Post mortem!
After acceptance at Oregon, South Dakota, and Iowa, as well as rejection from Minnesota, Vanderbilt, Wisconsin, and Colorado-Boulder, I confirmed today with University of Denver, home of the 2004 NCAA hockey champs, and now, me.
Naturally, in my last semester, when grades no longer matter vis-à-vis the law school application process, I made the best marks of my life, with straight A’s and an appearance on the Dean’s List.
This thread was full of good advice, with the stuff about time management being the most pertinent. If there’s anything that will hang someone out to dry during that test, it’s wasted time.
My LSAT experience, despite all the conscientious preparation, still sucked and caught me off guard a lot. Consumed by anxiety, I was up until 4 a.m. the night before, and felt just awful during the session. Even though I had a whole box of pencils at the hip and a stopwatch and all the nerdly paraphernalia of standardized tests, I somehow neglected to go to the bathroom before the test. It didn’t really cost me any time, but boy did it make me feel silly to have to leave the room for that.
LSAC played hardball, and decided to make my fake section another “logic games.” I did what I could, but on the one that turned out to be real I ran out of time and had to fill in about 7 dots without reading the questions. Looking now at the answer sheet, none of them were right.
However, once we finished the third section and took a halftime break, things started looking up. By acing Reading Comprehension and one of the Argumentation sections, I kept my score fairly high. Of course, I didn’t get to find that out until the end of the month.
In retrospect, I wish I had taken a Kaplan course, especially since it seems to be most effective on the section at which I suck the hardest. On the day scores came out I spoke to another student who told me something pretty shocking. On his ACTs he scored a 19. That’s equivalent to about a 920 on the SATs, low enough to keep you out of most colleges. He took a Kaplan course and pulled a 170 on the LSAT, which amounts to 99th percentile on a much more challenging exam. To be sure, the college entrance and law school entrance exams test for different faculties, but usually the correlation is a lot stronger. He said he had Kaplan to thank.

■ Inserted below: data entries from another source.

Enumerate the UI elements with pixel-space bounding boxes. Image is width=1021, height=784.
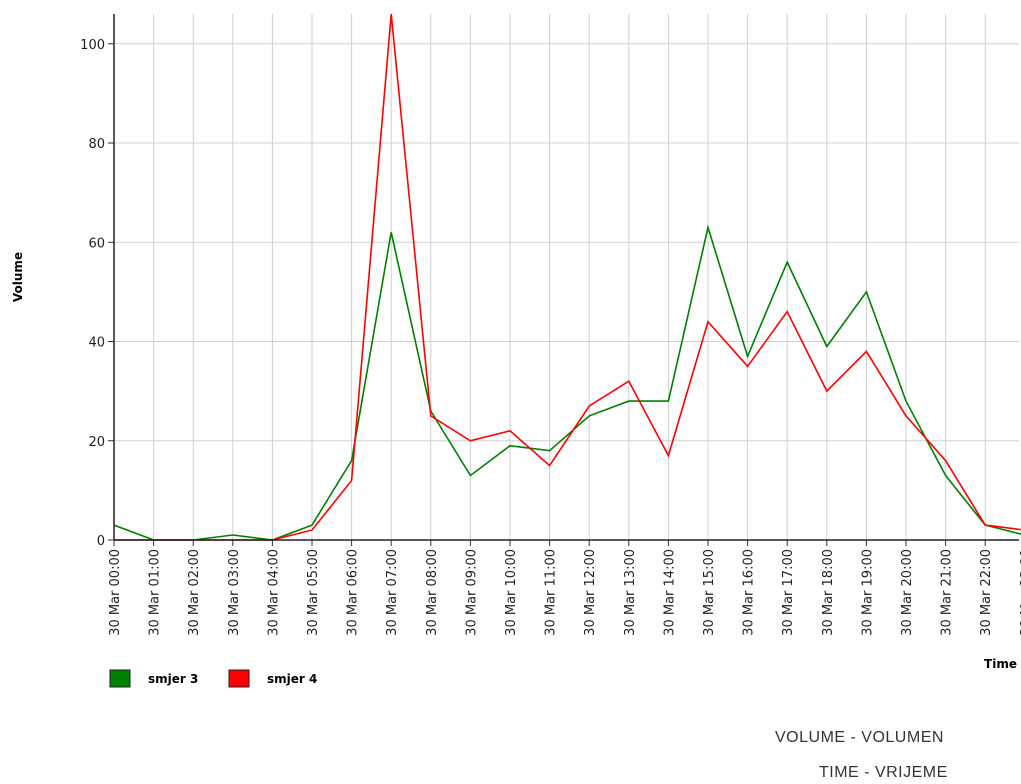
y-tick-label: 0 <box>97 534 105 549</box>
note-time: TIME - VRIJEME <box>819 764 948 781</box>
x-tick-label: 30 Mar 14:00 <box>662 549 677 636</box>
legend: smjer 3 smjer 4 <box>109 669 317 688</box>
x-tick-label: 30 Mar 23:00 <box>1019 549 1021 636</box>
x-tick-label: 30 Mar 08:00 <box>425 549 440 636</box>
y-tick-label: 40 <box>88 336 105 351</box>
y-axis-title: Volume <box>11 252 25 302</box>
legend-swatch <box>109 669 131 688</box>
x-tick-label: 30 Mar 01:00 <box>148 549 163 636</box>
x-tick-label: 30 Mar 06:00 <box>346 549 361 636</box>
x-tick-label: 30 Mar 20:00 <box>900 549 915 636</box>
x-tick-label: 30 Mar 04:00 <box>266 549 281 636</box>
grid <box>113 14 1019 541</box>
legend-label: smjer 3 <box>148 672 198 686</box>
x-tick-label: 30 Mar 22:00 <box>979 549 994 636</box>
x-axis-title: Time <box>984 657 1017 671</box>
axes <box>108 14 1019 546</box>
x-tick-label: 30 Mar 00:00 <box>108 549 123 636</box>
x-tick-label: 30 Mar 02:00 <box>187 549 202 636</box>
x-tick-label: 30 Mar 03:00 <box>227 549 242 636</box>
x-tick-label: 30 Mar 18:00 <box>821 549 836 636</box>
x-tick-labels: 30 Mar 00:00 30 Mar 01:00 30 Mar 02:00 30 M… <box>108 549 1021 636</box>
x-tick-label: 30 Mar 21:00 <box>940 549 955 636</box>
series-line-2 <box>114 13 1021 541</box>
x-tick-label: 30 Mar 07:00 <box>385 549 400 636</box>
x-tick-label: 30 Mar 05:00 <box>306 549 321 636</box>
y-tick-labels: 0 20 40 60 80 100 <box>80 38 105 549</box>
series-lines <box>113 13 1021 541</box>
note-volume: VOLUME - VOLUMEN <box>775 729 944 746</box>
series-line-1 <box>113 224 1021 541</box>
x-tick-label: 30 Mar 16:00 <box>742 549 757 636</box>
x-tick-label: 30 Mar 13:00 <box>623 549 638 636</box>
x-tick-label: 30 Mar 11:00 <box>544 549 559 636</box>
x-tick-label: 30 Mar 19:00 <box>860 549 875 636</box>
y-tick-label: 80 <box>88 137 105 152</box>
x-tick-label: 30 Mar 09:00 <box>464 549 479 636</box>
y-tick-label: 100 <box>80 38 105 53</box>
x-tick-label: 30 Mar 10:00 <box>504 549 519 636</box>
x-tick-label: 30 Mar 15:00 <box>702 549 717 636</box>
x-tick-label: 30 Mar 12:00 <box>583 549 598 636</box>
x-tick-label: 30 Mar 17:00 <box>781 549 796 636</box>
legend-label: smjer 4 <box>267 672 317 686</box>
legend-swatch <box>228 669 250 688</box>
y-tick-label: 20 <box>88 435 105 450</box>
y-tick-label: 60 <box>88 236 105 251</box>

For anyone planning to take the test, the most essential stuff is all in this thread. Practice, practice, practice…it may not make you perfect, but it’ll definitely give you a leg up. Some of the kids in that room looked absolutely terrified, a few even fled at intermission. I didn’t ask, but I’ll bet those were the ones trying to wing it.
From a macro level, this whole thing was a nasty drag. The test, though not all that masochistic as far as difficulty, is so important that it taunts you. A single point difference is huge, especially where I was. Though I’m more or less happy with my score, the fact that a minor boost would have totally changed the constellation of where I could end up almost talked me into retaking the stupid thing. The application process, despite being really nicely streamlined through a central, fully online clearinghouse, is still a pain. Acceptance, particularly at state schools, is a totally arcane and impenetrable matter of hoodoo: I spoke to people with higher numbers than mine who were rejected at schools I got into. My stats were well above the norm at Wisconsin, and yet they rejected me out of hand. Some schools ignore you for months without contact and then offer you piles of money, others string you along with sweet talk and then knife you in the back–I’m looking at you, Minnesota. On the other hand, it’s a good experience, like surviving pneumonia or something, and I’m glad to be one step closer to a law degree. I’m very happy with how it has all shaken out. GO PIONEERS!